Blindfolds off- Joining the fight against corruption.
LATIN LAWYER
Famously, petrol is cheaper than bottled water in Venezuela. Such distorted values used to apply to Argentina, too: generous state subsidies meant that a monthly electricity bill in Buenos Aires was roughly
the price of a coffee and croissant. But not anymore. President Mauricio Macri began raising the price consumers pay for electricity almost as soon as he entered office in 2015, phasing out subsidies and normalising market conditions, as part of a push to encourage domestic energy production and reduce Argentina’s costly dependence on energy imports.
Meanwhile, to try and scale back Argentina’s reliance on imported fuel, in 2016 the Macri administration launched RenovAr, a plan for regular public bidding processes through which private companies bid to supply renewable energy to the government under power purchase agreements (PPAs).
The hope is that renewable energy will constitute 20% of the energy matrix by 2025. This is an ambitious target, given that in 2016 just 2% of Argentina’s energy came from renewable sources.
In three public tenders held within the past two years, the price the Argentine government paid for one megawatt of renewable energy dropped by a third. In the first auction – known as RenovAr Round 1 – the government awarded 17 projects, agreeing to purchase energy for US$60 per megawatt hour. By the
second auction – called Round 1.5 because it happened so quickly after the first – 30 projects were tendered
and the price had dropped to US$54 per megawatt. By Round 2 in August 2017 that figure was down to just
US$40, close to what the governments of Chile, Mexico and Peru pay under their own PPAs.

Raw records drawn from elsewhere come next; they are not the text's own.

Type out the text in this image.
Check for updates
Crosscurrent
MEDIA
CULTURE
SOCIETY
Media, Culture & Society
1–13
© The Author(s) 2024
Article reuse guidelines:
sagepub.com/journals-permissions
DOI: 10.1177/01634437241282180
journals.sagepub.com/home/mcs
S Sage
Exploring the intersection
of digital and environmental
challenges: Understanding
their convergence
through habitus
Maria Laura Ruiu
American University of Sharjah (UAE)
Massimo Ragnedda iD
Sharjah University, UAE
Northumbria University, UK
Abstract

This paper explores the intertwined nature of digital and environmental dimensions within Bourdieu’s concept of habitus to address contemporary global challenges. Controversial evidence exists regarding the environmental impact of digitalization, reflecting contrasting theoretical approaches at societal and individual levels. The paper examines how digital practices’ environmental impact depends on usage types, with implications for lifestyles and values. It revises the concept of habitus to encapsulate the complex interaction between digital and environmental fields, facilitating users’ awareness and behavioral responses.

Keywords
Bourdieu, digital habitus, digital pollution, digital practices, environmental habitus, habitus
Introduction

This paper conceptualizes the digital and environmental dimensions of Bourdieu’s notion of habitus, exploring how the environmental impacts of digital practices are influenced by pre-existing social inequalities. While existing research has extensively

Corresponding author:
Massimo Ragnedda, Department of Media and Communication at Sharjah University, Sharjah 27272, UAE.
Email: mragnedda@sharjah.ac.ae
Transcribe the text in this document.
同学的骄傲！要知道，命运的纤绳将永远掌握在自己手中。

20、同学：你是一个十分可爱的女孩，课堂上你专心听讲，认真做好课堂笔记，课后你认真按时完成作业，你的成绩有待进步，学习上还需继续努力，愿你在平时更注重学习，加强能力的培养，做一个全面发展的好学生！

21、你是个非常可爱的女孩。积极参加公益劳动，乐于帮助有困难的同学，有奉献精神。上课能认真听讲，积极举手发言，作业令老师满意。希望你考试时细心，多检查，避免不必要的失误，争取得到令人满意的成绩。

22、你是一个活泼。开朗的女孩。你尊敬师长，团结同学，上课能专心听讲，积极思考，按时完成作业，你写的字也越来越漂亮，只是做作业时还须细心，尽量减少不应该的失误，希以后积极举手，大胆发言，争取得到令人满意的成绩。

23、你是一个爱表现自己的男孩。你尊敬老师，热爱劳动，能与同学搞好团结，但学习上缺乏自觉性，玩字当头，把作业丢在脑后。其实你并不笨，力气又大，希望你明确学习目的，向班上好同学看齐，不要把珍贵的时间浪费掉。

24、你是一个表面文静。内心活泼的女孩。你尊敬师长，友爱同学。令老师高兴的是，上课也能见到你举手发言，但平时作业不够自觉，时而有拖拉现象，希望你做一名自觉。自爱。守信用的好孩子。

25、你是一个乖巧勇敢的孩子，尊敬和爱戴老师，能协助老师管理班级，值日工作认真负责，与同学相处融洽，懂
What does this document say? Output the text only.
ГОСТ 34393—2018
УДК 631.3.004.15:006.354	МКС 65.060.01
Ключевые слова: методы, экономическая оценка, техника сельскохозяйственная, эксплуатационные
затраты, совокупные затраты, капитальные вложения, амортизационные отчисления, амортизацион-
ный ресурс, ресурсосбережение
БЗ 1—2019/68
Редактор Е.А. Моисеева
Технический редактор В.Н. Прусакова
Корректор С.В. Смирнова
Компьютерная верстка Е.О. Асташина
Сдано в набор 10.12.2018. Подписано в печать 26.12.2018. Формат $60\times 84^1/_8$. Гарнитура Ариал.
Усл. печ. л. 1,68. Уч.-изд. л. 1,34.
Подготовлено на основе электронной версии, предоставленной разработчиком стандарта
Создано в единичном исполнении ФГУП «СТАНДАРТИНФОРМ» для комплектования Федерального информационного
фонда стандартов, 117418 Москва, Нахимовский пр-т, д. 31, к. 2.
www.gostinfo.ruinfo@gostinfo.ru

The fact that prices dropped steadily throughout all three auctions – and were far lower than the US$80-US$90 per megawatt the government anticipated paying back in 2015 – proves there is private sector appetite for Argentina’s renewables potential. “When RenovAr came to market, it was a test for Argentina as a new investment destination,” says Fabricio Longhin of Clifford Chance LLP, who worked as an external consultant along with the International Finance Corporation (IFC) on the design of the RenovAr programme.